4636 Background: MGN1601 was tested in the first-in-man phase I-II clinical study in patients with advanced renal cell carcinoma (RCC) who failed several previous therapy lines and had no further standard therapy available. MGN1601 consists of two active pharmaceutical ingredients in fixed combination: fourfold gene-modified allogeneic tumor cells expressing IL-7, GM-CSF, CD80 and CD154 through MIDGE vectors and a TLR-9 agonist, the immunomodulator dSLIM. Methods: The ASET study is a multicentric, single-arm phase I-II clinical trial. Clinical response was evaluated using CT scans (RECIST 1.1 or immune related Response Criteria, irRC). Efficacy data were evaluated in terms of PFS and OS for the intended to treat and the treated per protocol (TPP) populations, clinical parameters and quality of life. Immune response was determined using DTH to MGN1601, LTT assay, frequency and activation of blood cells, and mRNA, chemokine and cytotoxic T cells analysis as well as tumor tissue evaluation. Results: Nine of 19 included patients completed the TPP, the others discontinued the study earlier due to PD. Median PFS in the TPP group was 12 wks (3 months) and OS (not reached yet) 46 wks (11 months).
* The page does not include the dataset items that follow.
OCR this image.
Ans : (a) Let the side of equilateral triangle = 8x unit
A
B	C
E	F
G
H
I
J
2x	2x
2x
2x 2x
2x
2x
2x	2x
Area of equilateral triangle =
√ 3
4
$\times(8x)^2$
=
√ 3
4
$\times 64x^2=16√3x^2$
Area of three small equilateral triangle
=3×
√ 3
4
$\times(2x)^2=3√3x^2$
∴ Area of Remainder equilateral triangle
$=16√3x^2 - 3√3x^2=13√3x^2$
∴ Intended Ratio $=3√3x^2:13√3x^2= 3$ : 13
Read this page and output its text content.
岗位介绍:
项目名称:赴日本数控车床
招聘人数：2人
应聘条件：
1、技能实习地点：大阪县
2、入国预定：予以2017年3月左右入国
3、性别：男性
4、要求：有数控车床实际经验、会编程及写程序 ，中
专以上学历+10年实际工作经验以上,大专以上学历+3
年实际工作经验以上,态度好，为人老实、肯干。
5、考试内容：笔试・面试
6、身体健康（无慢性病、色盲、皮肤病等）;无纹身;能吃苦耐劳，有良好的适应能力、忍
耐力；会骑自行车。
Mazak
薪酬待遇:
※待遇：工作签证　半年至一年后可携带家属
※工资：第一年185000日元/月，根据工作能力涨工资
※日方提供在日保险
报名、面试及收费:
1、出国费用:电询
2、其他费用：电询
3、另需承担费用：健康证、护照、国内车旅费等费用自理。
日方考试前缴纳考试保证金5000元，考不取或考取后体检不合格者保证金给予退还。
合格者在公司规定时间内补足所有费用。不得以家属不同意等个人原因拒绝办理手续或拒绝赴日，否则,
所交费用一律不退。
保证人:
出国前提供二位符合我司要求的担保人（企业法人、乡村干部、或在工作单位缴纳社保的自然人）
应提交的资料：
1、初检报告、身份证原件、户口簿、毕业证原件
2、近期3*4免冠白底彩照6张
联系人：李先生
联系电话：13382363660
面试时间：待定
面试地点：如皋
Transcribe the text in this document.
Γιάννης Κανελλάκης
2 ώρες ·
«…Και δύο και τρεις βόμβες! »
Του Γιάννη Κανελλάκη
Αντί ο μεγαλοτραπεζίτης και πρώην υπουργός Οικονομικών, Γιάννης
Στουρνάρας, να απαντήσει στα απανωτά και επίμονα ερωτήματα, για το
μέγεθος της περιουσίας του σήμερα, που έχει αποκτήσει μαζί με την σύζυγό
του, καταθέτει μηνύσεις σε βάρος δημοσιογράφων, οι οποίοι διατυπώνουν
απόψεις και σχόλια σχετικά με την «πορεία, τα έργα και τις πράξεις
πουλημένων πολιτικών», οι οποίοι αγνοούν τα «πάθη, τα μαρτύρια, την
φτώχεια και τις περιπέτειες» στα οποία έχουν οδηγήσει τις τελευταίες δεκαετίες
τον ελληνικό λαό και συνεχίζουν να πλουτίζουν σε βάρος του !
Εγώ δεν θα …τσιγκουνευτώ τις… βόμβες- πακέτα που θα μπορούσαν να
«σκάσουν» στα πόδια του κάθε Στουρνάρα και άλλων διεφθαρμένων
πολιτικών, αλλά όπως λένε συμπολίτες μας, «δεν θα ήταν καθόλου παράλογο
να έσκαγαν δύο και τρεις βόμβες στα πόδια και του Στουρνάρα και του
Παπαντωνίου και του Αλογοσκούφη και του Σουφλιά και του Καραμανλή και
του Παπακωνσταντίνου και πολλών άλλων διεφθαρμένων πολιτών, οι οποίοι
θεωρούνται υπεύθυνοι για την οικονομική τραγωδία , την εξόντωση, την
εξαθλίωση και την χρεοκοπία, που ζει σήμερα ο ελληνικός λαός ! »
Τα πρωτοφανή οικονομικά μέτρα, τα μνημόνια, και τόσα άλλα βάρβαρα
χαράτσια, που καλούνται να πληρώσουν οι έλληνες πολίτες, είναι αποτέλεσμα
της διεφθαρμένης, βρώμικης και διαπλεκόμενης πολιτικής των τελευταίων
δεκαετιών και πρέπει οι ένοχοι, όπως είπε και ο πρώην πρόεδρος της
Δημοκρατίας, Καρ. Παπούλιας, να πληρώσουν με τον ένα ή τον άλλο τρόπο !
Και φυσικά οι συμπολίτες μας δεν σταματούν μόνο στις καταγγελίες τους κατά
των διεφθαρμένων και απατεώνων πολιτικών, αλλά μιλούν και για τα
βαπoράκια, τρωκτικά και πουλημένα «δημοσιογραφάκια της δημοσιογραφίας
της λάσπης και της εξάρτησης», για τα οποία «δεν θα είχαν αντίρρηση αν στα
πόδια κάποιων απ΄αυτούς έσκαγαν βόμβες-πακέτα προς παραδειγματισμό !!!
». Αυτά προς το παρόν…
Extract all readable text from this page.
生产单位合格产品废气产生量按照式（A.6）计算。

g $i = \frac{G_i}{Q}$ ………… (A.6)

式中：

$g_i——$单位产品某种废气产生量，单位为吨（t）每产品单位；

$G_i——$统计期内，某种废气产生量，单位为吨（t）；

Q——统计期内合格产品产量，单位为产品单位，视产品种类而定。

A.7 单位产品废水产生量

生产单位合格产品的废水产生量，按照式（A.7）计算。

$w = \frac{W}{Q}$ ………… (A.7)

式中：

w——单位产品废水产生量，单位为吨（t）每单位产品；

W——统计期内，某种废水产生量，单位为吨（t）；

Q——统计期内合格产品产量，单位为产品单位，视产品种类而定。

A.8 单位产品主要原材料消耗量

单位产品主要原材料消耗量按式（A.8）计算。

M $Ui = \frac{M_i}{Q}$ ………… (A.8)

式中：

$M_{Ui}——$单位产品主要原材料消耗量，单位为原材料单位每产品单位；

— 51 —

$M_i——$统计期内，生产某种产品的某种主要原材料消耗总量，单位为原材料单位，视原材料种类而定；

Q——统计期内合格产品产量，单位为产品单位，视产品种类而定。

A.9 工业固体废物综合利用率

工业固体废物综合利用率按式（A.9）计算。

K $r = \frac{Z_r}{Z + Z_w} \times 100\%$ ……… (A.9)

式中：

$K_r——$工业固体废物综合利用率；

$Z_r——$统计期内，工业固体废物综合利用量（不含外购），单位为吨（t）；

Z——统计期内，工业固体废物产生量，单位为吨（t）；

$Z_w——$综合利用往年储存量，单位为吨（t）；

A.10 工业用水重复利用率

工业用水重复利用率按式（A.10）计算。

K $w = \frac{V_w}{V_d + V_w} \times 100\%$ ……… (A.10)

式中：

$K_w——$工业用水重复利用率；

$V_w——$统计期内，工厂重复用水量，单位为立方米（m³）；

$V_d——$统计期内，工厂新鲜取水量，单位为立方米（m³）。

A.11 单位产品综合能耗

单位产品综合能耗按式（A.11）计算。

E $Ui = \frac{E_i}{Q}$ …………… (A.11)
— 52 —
Three patients achieved disease control (1 PR, 2 SD) after 12 wks. Two patients are continuing treatment in the extension phase and are progression free since 37 and 46 wks, respectively. Re-evaluation of tumor response data using irRC revealed 1 additional patient with a delayed tumor response 4 wks after treatment stop. Herewith, 4 out of 9 TPP patients (45%) achieved disease control. Of 7 patients receiving targeted therapy upon stop of study treatment, 4 had substantial objective responses, providing evidence that the study drug is able to render their tumors more vulnerable to subsequent therapies. Immune analysis showed trends towards increases of T-, NKT-cell and pDC frequencies and other immune parameters in those patients with clinical responses, indicating anti-tumor immunity of study treatment. Conclusions: The therapeutic cancer vaccine MGN1601 shows promising efficacy in late stage mRCC patients. Results warrant further clinical studies with MGN1601.